1. A concessão de aposentadoria por invalidez reclama que o requerente seja segurado da Previdência Social, tenha cumprido o período de carência de 12 (doze) contribuições, e esteja incapacitado, total e definitivamente, ao trabalho (art. 201, I, da CR/88 e arts. 18, I, "a"; 25, I e 42 da Lei nº 8.213/91). Idênticos requisitos são exigidos à outorga de auxílio-doença, cuja diferença centra-se na duração da incapacidade (arts. 25, I, e 59 da Lei nº 8.213/91).
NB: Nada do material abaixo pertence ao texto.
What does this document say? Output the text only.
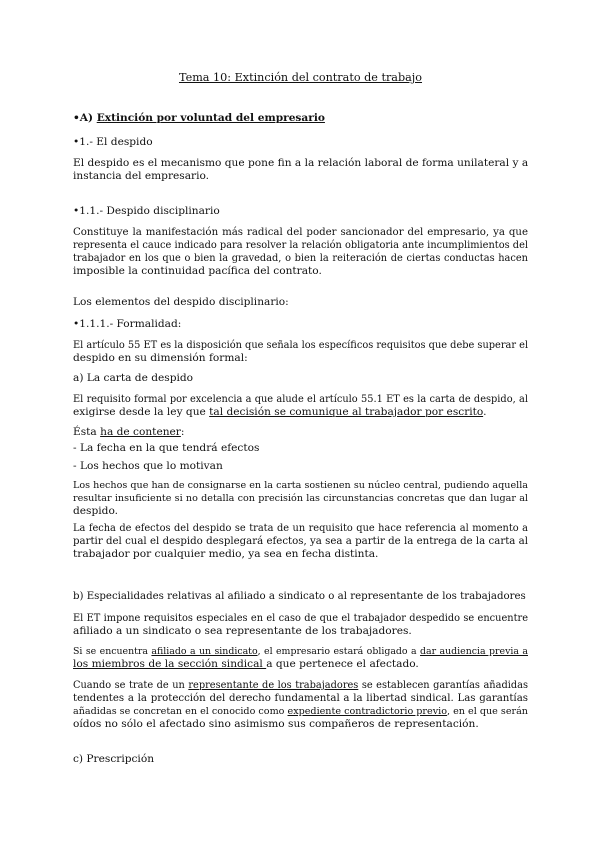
Tema 10: Extinción del contrato de trabajo
•A) Extinción por voluntad del empresario
•1.- El despido
El despido es el mecanismo que pone fin a la relación laboral de forma unilateral y a
instancia del empresario.
•1.1.- Despido disciplinario
Constituye la manifestación más radical del poder sancionador del empresario, ya que
representa el cauce indicado para resolver la relación obligatoria ante incumplimientos del
trabajador en los que o bien la gravedad, o bien la reiteración de ciertas conductas hacen
imposible la continuidad pacífica del contrato.
Los elementos del despido disciplinario:
•1.1.1.- Formalidad:
El artículo 55 ET es la disposición que señala los específicos requisitos que debe superar el
despido en su dimensión formal:
a) La carta de despido
El requisito formal por excelencia a que alude el artículo 55.1 ET es la carta de despido, al
exigirse desde la ley que tal decisión se comunique al trabajador por escrito.
Ésta ha de contener:
- La fecha en la que tendrá efectos
- Los hechos que lo motivan
Los hechos que han de consignarse en la carta sostienen su núcleo central, pudiendo aquella
resultar insuficiente si no detalla con precisión las circunstancias concretas que dan lugar al
despido.
La fecha de efectos del despido se trata de un requisito que hace referencia al momento a
partir del cual el despido desplegará efectos, ya sea a partir de la entrega de la carta al
trabajador por cualquier medio, ya sea en fecha distinta.
b) Especialidades relativas al afiliado a sindicato o al representante de los trabajadores
El ET impone requisitos especiales en el caso de que el trabajador despedido se encuentre
afiliado a un sindicato o sea representante de los trabajadores.
Si se encuentra afiliado a un sindicato, el empresario estará obligado a dar audiencia previa a
los miembros de la sección sindical a que pertenece el afectado.
Cuando se trate de un representante de los trabajadores se establecen garantías añadidas
tendentes a la protección del derecho fundamental a la libertad sindical. Las garantías
añadidas se concretan en el conocido como expediente contradictorio previo, en el que serán
oídos no sólo el afectado sino asimismo sus compañeros de representación.
c) Prescripción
2. No que concerne às duas primeiras condicionantes, vale recordar premissas estabelecidas pela lei de regência, cuja higidez já restou encampada na moderna jurisprudência: o beneficiário de auxílio-doença mantém a condição de segurado, nos moldes estampados no art. 15 da Lei nº 8.213/91; o desaparecimento da condição de segurado sucede, apenas, no dia 16 do segundo mês seguinte ao término dos prazos fixados no art. 15 da Lei nº 8.213/91 (os chamados períodos de graça); eventual afastamento do labor, em decorrência de enfermidade, não prejudica a outorga da benesse, quando preenchidos os requisitos, à época, exigidos; durante o período de graça, a filiação e consequentes direitos, perante a Previdência Social, ficam mantidos.
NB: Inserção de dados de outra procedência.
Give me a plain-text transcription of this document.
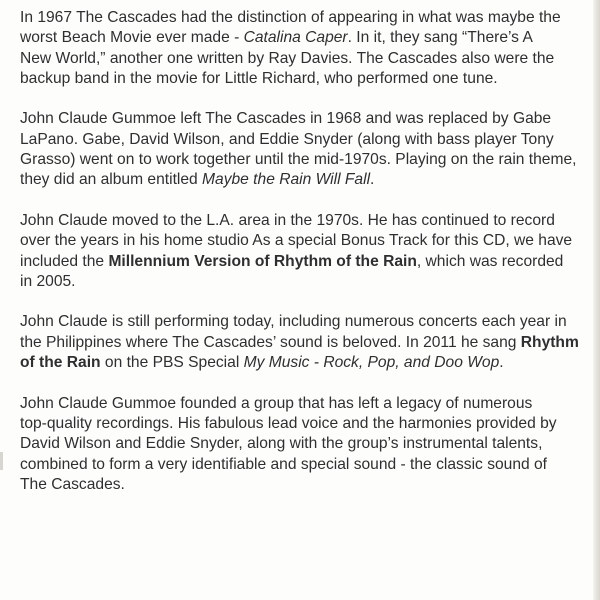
In 1967 The Cascades had the distinction of appearing in what was maybe the
worst Beach Movie ever made - Catalina Caper. In it, they sang “There’s A
New World,” another one written by Ray Davies. The Cascades also were the
backup band in the movie for Little Richard, who performed one tune.

John Claude Gummoe left The Cascades in 1968 and was replaced by Gabe
LaPano. Gabe, David Wilson, and Eddie Snyder (along with bass player Tony
Grasso) went on to work together until the mid-1970s. Playing on the rain theme,
they did an album entitled Maybe the Rain Will Fall.

John Claude moved to the L.A. area in the 1970s. He has continued to record
over the years in his home studio As a special Bonus Track for this CD, we have
included the Millennium Version of Rhythm of the Rain, which was recorded
in 2005.

John Claude is still performing today, including numerous concerts each year in
the Philippines where The Cascades’ sound is beloved. In 2011 he sang Rhythm
of the Rain on the PBS Special My Music - Rock, Pop, and Doo Wop.

John Claude Gummoe founded a group that has left a legacy of numerous
top-quality recordings. His fabulous lead voice and the harmonies provided by
David Wilson and Eddie Snyder, along with the group’s instrumental talents,
combined to form a very identifiable and special sound - the classic sound of
The Cascades.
3. Considerando que o INSS apelou apenas no tocante ao termo inicial do benefício, juros de mora e correção monetária, passa-se a analisar essas questões.
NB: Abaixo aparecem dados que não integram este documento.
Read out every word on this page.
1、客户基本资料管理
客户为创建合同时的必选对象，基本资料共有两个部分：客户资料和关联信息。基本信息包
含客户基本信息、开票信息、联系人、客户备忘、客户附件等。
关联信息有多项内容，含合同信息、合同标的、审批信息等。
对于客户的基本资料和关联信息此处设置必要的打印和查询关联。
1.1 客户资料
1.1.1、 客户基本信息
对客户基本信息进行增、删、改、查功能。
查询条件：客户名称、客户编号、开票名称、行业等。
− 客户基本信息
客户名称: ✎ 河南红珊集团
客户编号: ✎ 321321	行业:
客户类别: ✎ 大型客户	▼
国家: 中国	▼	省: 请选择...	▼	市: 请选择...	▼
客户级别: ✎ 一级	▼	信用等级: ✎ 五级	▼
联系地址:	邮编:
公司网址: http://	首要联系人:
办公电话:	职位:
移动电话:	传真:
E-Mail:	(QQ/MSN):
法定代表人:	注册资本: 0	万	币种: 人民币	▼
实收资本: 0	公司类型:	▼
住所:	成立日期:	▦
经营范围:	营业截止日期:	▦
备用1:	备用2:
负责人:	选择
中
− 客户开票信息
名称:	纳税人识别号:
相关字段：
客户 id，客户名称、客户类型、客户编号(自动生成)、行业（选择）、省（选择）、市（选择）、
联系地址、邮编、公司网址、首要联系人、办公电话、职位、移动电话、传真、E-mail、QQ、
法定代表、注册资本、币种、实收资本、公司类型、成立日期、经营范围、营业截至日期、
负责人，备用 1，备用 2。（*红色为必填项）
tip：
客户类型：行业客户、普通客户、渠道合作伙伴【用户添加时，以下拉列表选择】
4. No que se refere ao requisito da incapacidade, o laudo pericial, elaborado em 03.08.2018, atestou que a parte autora, com 60 anos, é portadora de insuficiênciacardíaca congestiva e hérnia inguinal a direita, restando caracterizada a incapacidade laborativa total e permanente, com início da incapacidade fixada em 03.08.2018.
5. Nesse sentido, é de se manter o termo inicial do benefício em 12.09.2017, data do requerimento administrativo do benefício, consoante decidido pela r. sentença, uma vez que, considerando os documentos médicos juntados aos autos e a natureza das doenças, dessume-se que, nessa ocasião, o autor já era acometido das moléstias, bem como, levando-se em consideração o pouco tempo decorrido entre o requerimento administrativo e a fixação da incapacidade.
6. Para o cálculo dos juros de mora e correção monetária, aplicam-se os critérios estabelecidos no Manual de Orientação de Procedimentos para os Cálculos na Justiça Federal vigente à época da elaboração da conta de liquidação, observado o quanto decidido pelo C. STF por ocasião do julgamento do RE 870947.
7. Apelação do INSS parcialmente provida.